Indieweb Post Type discovery implementation

see https://indieweb.org/post-type-discovery

Post Type Discovery specifies an algorithm for consuming code to determine the type of a post by its content properties and their values rather than an explicit “post type” property, thus better matched to modern post creation UIs that allow combining text, media, etc in a variety of ways without burdening users with any notion of what kind of post they are creating.

The Post Type Discovery algorithm ("the algorithm") discovers the type of a post given a data structure representing a post with a flat set of properties (e.g. Activity Streams (1.0 or 2.0) JSON, or JSON output from parsing [microformats2]), each with one or more values, by following these steps until reaching the first "it is a(n) ... post" statement at which point the "..." is the discovered post type.

  1. If the post has an "rsvp" property with a valid value,
  Then it is an RSVP post.
  2. If the post has an "in-reply-to" property with a valid URL,
  Then it is a reply post.
  3. If the post has a "repost-of" property with a valid URL,
  Then it is a repost (AKA "share") post.
  4. If the post has a "like-of" property with a valid URL,
  Then it is a like (AKA "favorite") post.
  5. If the post has a "video" property with a valid URL,
  Then it is a video post.
  6. If the post has a "photo" property with a valid URL,
  Then it is a photo post.
  7. If the post has a "content" property with a non-empty value,
  Then use its first non-empty value as the content
  8. Else if the post has a "summary" property with a non-empty value,
  Then use its first non-empty value as the content
  9. Else it is a note post.
  10. If the post has no "name" property
    or has a "name" property with an empty string value (or no value)
  Then it is a note post.
  11. Take the first non-empty value of the "name" property
  12. Trim all leading/trailing whitespace
  13. Collapse all sequences of internal whitespace to a single space (0x20) character each
  14. Do the same with the content
  15. If this processed "name" property value is NOT a prefix of the processed content,
  Then it is an article post.
  16. It is a note post.

Quoted property names in the algorithm are defined in h-entry.

Summary

Functions

Discover the post type according to the official algorithm. Can be

Determine whether the name property represents an explicit title.

Types

post_type()

@type post_type() ::
  :note
  | :article
  | :bookmark
  | :rvsp
  | :in_reply_to
  | :like_of
  | :video
  | :photo

Functions

discover(post)

@spec discover(any()) :: post_type()

Discover the post type according to the official algorithm. Can be:

  • :note
  • :article
  • :bookmark
  • :rvsp
  • :in_reply_to
  • :like_of
  • :video
  • :photo

name_is_title?(name, content)

@spec name_is_title?(String.t(), String.t()) :: boolean()

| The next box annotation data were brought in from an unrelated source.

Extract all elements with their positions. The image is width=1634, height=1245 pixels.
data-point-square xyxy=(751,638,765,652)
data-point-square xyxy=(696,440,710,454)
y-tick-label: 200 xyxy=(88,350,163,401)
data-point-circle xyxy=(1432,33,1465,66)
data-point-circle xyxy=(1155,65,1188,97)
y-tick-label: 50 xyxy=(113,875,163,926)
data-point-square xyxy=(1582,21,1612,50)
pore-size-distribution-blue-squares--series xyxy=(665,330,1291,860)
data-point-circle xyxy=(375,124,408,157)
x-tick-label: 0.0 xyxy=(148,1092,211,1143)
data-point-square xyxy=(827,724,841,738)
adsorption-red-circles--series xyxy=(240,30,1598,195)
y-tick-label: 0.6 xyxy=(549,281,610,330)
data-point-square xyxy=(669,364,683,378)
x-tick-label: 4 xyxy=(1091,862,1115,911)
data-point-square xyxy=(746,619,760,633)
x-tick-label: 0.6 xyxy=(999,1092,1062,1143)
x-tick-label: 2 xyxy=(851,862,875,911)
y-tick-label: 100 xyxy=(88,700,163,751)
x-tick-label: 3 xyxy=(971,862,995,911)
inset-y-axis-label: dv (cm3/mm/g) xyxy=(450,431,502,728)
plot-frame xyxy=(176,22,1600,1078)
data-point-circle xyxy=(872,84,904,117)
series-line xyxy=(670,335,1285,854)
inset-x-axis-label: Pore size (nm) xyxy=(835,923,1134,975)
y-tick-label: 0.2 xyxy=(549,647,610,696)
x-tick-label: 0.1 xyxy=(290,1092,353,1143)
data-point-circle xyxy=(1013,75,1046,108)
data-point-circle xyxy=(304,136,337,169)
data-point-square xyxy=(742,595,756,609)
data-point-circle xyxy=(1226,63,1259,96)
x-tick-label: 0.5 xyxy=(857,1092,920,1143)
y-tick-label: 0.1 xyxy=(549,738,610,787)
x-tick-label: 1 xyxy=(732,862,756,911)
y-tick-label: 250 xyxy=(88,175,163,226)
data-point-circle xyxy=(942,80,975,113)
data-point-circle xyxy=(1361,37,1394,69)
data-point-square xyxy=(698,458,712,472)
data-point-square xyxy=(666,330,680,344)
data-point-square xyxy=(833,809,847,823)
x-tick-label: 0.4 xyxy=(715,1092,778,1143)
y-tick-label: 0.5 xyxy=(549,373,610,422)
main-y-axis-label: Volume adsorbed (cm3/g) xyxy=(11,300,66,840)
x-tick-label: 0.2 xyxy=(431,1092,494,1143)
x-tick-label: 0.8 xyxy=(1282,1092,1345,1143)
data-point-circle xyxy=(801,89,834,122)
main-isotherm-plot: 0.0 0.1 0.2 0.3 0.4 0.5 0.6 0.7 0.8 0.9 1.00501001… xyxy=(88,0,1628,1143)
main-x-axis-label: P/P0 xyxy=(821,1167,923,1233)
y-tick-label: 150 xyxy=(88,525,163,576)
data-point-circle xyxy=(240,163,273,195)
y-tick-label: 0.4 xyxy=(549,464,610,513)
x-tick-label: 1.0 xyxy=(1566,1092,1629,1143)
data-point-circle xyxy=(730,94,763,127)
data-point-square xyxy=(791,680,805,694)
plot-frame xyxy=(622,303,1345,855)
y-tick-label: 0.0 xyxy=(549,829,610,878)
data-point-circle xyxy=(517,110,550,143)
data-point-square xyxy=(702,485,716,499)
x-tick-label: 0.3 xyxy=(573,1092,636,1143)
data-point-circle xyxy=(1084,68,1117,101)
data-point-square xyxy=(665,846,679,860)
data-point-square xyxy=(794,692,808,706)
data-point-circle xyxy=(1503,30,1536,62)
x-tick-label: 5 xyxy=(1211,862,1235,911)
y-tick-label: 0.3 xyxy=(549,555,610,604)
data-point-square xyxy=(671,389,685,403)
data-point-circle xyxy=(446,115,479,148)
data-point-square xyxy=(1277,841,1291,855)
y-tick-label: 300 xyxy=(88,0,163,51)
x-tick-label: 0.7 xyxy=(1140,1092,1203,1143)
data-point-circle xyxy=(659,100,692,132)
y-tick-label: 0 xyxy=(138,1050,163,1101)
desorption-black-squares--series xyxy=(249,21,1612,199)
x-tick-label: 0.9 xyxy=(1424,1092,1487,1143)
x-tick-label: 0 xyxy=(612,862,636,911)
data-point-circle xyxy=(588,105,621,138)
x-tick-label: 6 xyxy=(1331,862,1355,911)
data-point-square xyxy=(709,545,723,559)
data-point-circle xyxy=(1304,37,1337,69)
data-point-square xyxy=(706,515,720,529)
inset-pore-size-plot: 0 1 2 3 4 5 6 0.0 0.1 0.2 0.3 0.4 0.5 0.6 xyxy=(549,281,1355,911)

Determine whether the name property represents an explicit title.

see one python implementation because the official algo explanation is not clear at all (to me). I took documentation (and unit tests) from it:

Typically when parsing an h-entry, we check whether p-name == e-content (value). If they are non-equal, then p-name likely represents a title.

However, occasionally we come across an h-entry that does not provide an explicit p-name. In this case, the name is automatically generated by converting the entire h-entry content to plain text. This definitely does not represent a title, and looks very bad when displayed as such.

To handle this case, we broaden the equality check to see if content is a subset of name. We also strip out non-alphanumeric characters just to make the check a little more forgiving.